朝からけたたましいノック音。それに舌打ちをしながらジェネルは眠い目を擦りながら階下に降りた。すると、燕尾服の男が来客を出迎えているのが見える。金糸の髪が日光を反射してジェネルの目に飛び込むと、より一層ジェネルの中の苛立ちが増した。

「ちょっと、朝から何よ?」

 棘を含んだ声に、レイン公爵も舌打ちする。

「もう昼近くだ!寝過ぎなんだよ!」

「で?文句でも言いに来たの?」

「ああ、ああ。大いに文句を言いに来たよ!」

「可能であれば広間でお願い出来ますでしょうか?」

 少し困ったようにかけられる声に、苛々した二人の心も再び増した。

「失礼する」

 レイン公爵の棘を含んだ声に男はとても呆れたように笑う。そんな男の横を通り過ぎ、レイン公爵はズカズカと進んで行った。

「お前に話がある」

 通り過ぎざまに言われた言葉に、ジェネルは一つ溜息を吐いて後に続く。

「で?何よ話って」

 広間に入るなり、ジェネルはレイン公爵の背中に問いかけた。

「昨日ロビンに頼まれたモノ―――」

「ああ、そこにあるわよ。とっとと持ってってよね」

 レイン公爵の言葉を遮る様に広間のテーブルの上を指す。テーブルの上に適当に置かれた紙の束を認めて、レイン公爵は呆れたように口を開く。

「……お前、これ何だと思ってるんだよ」

「何が?興味ないから知らないわよ。変態公爵がヘマした書類でしょ?」

「……あ〜もう良いや。悪いがお前に突っ込んでやれるほど今は機嫌がよくないんだよ。とにかくその書類。今夜にでも指定する場所に持って行け」

 適当に手を振って流すと、次の指示を出す。

「はい?何馬鹿なこと言ってるのよ?変態公爵の書類なんだからあんたが持っていけば済む話でしょ?」

「お前、頭おかしいんじゃねぇの?その書類は盗品だぞ。俺が持ってたらおかしいだろうが。とにかく、昔お前らに貸した王宮の地図出せ」

「……地図?」

 意味がわからないと言うように眉根を寄せるジェネルに、レイン公爵も負けじと意味がわからないといった表情を浮かべる。

「二年前お前らを救出する為に渡した地図!」

「そんなものとっくに捨てたわよ」

「はぁ?!お前、何やってんだよ!あれは唯一ロビンが隠し通路までを全部書き込んだたった一枚しかない地図だぞ?!」

「変態公爵が書いたんなら、また書かせれば良いじゃない」

「マジ、ふざけんなよ……冗談きついぜ」

 大きく溜息を吐いて、レイン公爵は力なく椅子に腰かけた。

「……はぁ」

「地図でしたら御用意しております。ただ、隠し通路は記載されてはおりませんが」

 重い溜息を遮る様に、開け放たれていた扉からロックベルがワゴンと共に入ってくる。

「……ありがとうロックベル。とにかく、お前は今から説明する所に忍び込んで、その書類を置いて来い」

「だから―――」

「お前が、あの双子の将来のことを思うなら、言う通りにしろ。もしあの双子がどうだって良いならそのままこの書類は捨てろ」

 反論しようとするジェネルを強い口調で制す。とても強い真っ直ぐな意志を湛えた瞳で。

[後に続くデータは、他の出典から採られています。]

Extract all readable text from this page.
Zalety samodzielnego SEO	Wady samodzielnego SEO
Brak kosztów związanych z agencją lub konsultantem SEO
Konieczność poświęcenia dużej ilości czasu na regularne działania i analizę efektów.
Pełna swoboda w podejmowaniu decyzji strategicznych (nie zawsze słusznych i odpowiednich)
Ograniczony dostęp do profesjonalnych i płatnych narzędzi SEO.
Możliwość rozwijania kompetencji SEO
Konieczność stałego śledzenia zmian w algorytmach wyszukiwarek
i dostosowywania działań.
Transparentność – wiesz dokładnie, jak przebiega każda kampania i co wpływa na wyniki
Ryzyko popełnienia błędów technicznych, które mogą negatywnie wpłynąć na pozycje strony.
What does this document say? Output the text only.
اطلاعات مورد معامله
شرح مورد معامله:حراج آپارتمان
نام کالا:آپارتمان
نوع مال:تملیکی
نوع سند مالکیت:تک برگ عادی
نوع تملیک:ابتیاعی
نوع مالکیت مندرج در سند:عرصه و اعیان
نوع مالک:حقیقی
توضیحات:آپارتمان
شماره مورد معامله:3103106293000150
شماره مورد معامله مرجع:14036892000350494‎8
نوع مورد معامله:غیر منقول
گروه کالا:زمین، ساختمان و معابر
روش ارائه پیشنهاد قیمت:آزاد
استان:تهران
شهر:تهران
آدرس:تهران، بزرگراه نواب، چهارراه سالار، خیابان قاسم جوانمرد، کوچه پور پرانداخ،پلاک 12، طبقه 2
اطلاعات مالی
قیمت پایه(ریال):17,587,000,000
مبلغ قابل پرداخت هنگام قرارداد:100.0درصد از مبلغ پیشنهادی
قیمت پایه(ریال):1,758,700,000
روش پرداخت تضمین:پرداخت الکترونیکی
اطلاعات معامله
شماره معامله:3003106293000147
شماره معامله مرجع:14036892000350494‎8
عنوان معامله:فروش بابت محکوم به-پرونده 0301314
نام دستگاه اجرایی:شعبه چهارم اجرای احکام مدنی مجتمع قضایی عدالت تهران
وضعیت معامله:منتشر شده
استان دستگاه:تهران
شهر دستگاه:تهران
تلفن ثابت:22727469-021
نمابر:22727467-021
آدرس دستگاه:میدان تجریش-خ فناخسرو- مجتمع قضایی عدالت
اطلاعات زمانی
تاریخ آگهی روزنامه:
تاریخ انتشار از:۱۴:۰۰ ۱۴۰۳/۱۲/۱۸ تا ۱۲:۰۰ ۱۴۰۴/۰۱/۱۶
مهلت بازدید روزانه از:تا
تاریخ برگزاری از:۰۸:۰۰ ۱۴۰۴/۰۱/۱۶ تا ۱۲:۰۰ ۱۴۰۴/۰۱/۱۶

「これは恐らく、最初で最後のチャンスだ。それを信じるかはお前が決めろ。あの双子の保護者はお前だからな」

「どう言う―――」

「説明はしない。お前が俺達を何処まで信じて良いか判らないように、俺はお前を何処まで信じて良いのか判らないからな」

「レイン公爵様。睡眠不足のようですが、口調が強過ぎますと歩み寄れぬものですよ」

「……あ〜悪い。本気で眠いんだ。義族と共謀した奴がいるとかミュール子爵が騒ぎ始めて例外なくさっきまで夜会の出席者全員拘束されてたからな」

「何で?」

「はぁ?お前が贋作と本物の両方を盗んだからだろうが!当てつけがましく本物の隠し場所は丁寧に戻してたんだって?ミュール子爵は馬鹿にされたって御立腹だったよ。俺はまだ良い。この後、寝れるからな。バロン卿も休むって言ってたから心配要らないが、ロビンはもう登城だよ!」

「……出たわね、過保護」

 呆れたように言うジェネルに、レイン公爵は大きく溜息をついて頭を抱えた。

「とにかく、俺はさっさと寝てさっさと登城しないと仕事があるんだよ。だから一回しか言わないからな」

 ブツブツと言っているレイン公爵の元に、ロックベルは地図を広げる。

「ありがとう。この部屋だ」

 地図の一つの部屋を指してレイン公爵は言った。

「この部屋に忍び込んで何処でも良い。その書類を置いて来てくれ。絶対にこれだけは守れ。これは一番重要だ。もし、この書類を置きに行く気がないなら絶対に燃やせ。盗品が此処にあれば、下手をすればお前だけじゃなく、全員斬首だ。勿論あの双子も例外なくな。ペティ嬢は確実に。だから絶対に燃やせ良いな」

 真剣な面持ちでそう言ってから、立ちあがる。

「あと、この部屋だけは間違っても入るなよ?結構予測不可能なことが起こるから」

 先ほど示された部屋の隣を指してそう言うと、疲れた表情を隠しもせずに広間を出て行ってしまった。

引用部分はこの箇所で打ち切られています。